René arrange ce musée personnel avec goût, il laisse de la terre au sol, il restaure et modifie parfois certains sujets (la tour de Barbe-Bleue, à l'origine tronc d'arbre mort, et désormais maçonnée en pierres). Il a sauvé ce qui pouvait l'être. On retrouve Roland de Roncevaux à la cotte de mousse jaunie avec son oliphant, le Lièvre et la Tortue, le Lion et le Rat rongeant la corde (une des pièces maîtresses de Ludovic), le Renard et le Bouc, la Coexistence Pacifique (des animaux différents dans un arbre), le Renard et la Cigogne, etc. Il semble bien que le fils, dans cette nouvelle présentation, a accru le côté esthétique des réalisations du père, au départ conçues dans un esprit de loisir. Une évolution se traduit ainsi au sein de cette famille de créateurs amateurs, allant vers une maîtrise et un incontestable savoir-faire.
René Montégudet, que son épouse Yvette épaule sans trêve, est bien conscient parallèlement qu'une mémoire de l'Etang Fleuri erre encore autour du site, en Creuse et au delà (notre passage à Jean Estaque et moi-même en 1991 en fut la preuve).
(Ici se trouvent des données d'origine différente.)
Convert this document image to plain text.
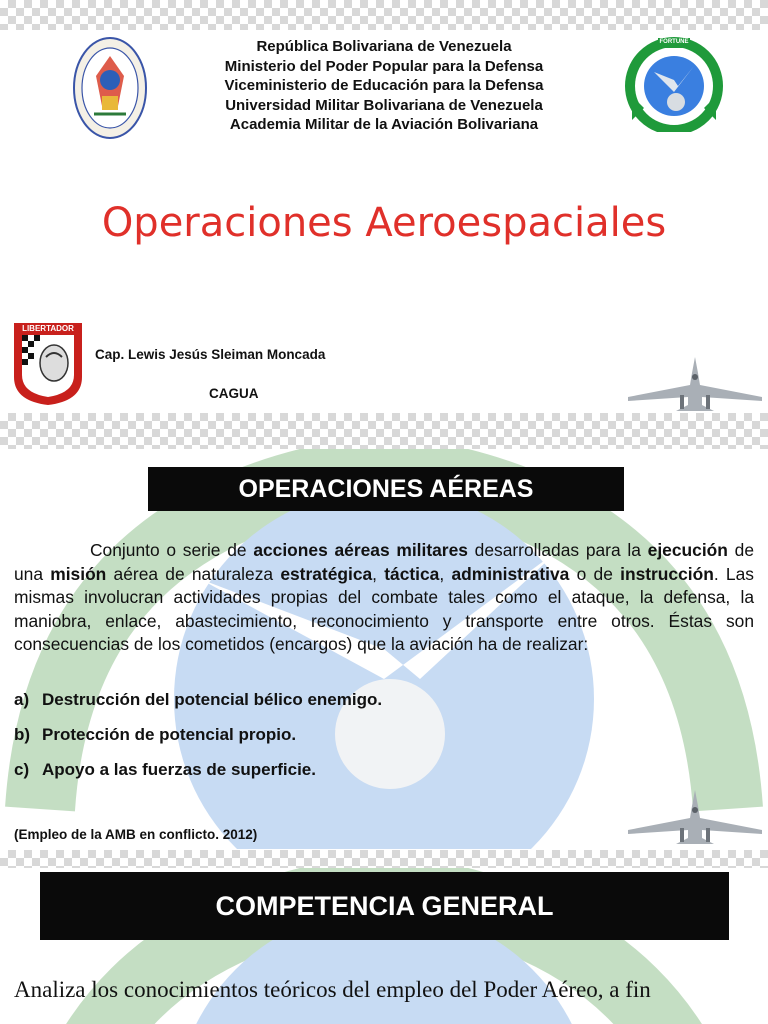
FORTUNE
República Bolivariana de Venezuela
Ministerio del Poder Popular para la Defensa
Viceministerio de Educación para la Defensa
Universidad Militar Bolivariana de Venezuela
Academia Militar de la Aviación Bolivariana
Operaciones Aeroespaciales
LIBERTADOR
Cap. Lewis Jesús Sleiman Moncada
CAGUA
OPERACIONES AÉREAS
Conjunto o serie de acciones aéreas militares desarrolladas para la ejecución de una misión aérea de naturaleza estratégica, táctica, administrativa o de instrucción. Las mismas involucran actividades propias del combate tales como el ataque, la defensa, la maniobra, enlace, abastecimiento, reconocimiento y transporte entre otros. Éstas son consecuencias de los cometidos (encargos) que la aviación ha de realizar:
a) Destrucción del potencial bélico enemigo.
b) Protección de potencial propio.
c) Apoyo a las fuerzas de superficie.
(Empleo de la AMB en conflicto. 2012)
COMPETENCIA GENERAL
Analiza los conocimientos teóricos del empleo del Poder Aéreo, a fin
On vient leur demander des nouvelles du site. Or, il n'est plus, dans son état d'origine en tout cas. Il décide alors de créer, pour combler cette demande, de créer à son tour un autre point d'exposition de sculptures en plein air. Sur une butte rocheuse située non loin de l'étang, il commence à installer des statues animalières, la première étant un chamois (la date de 1993 est apposée à ses pieds, gravée dans le ciment).
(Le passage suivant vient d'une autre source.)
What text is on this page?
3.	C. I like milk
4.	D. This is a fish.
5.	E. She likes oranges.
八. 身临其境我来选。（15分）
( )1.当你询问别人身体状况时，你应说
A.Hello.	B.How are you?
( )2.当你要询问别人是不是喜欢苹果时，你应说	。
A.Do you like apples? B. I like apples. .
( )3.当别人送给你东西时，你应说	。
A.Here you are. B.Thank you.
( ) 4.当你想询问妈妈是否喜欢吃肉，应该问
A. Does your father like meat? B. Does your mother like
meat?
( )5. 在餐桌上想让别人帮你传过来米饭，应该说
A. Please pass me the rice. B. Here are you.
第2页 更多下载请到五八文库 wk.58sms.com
D'autres vont suivre, réalisées petit à petit, jusqu'à aujourd'hui. René procède avec soin, méticuleusement, pensant soigneusement ses oeuvres avant de les façonner. Il se fait aider par des amis ou des parents pour déplacer à l'aide d'engins les statues pesantes élaborées en ciment sur armature de ferraille. de l'atelier vers la butte. Il les flanque en certaines de leurs parties de morceaux de plomb, comme dans le cas du groin de son sanglier par exemple. C'est que d'aprés lui cela résistera mieux aux intempéries, à l'air libre. Il y a chez lui un souci de faire durer ses oeuvres, souci né incontestablement en voyant les dégradations subies par les statues de son père, conçues au départ dans l'éphémère. René ne l'entend pas de cette oreille, pour ce qui le concerne, conscient qu'il y a là un art qui comme tout autre plus savant et plus reconnu mérite d'être sauvegardé et patrimonialisé.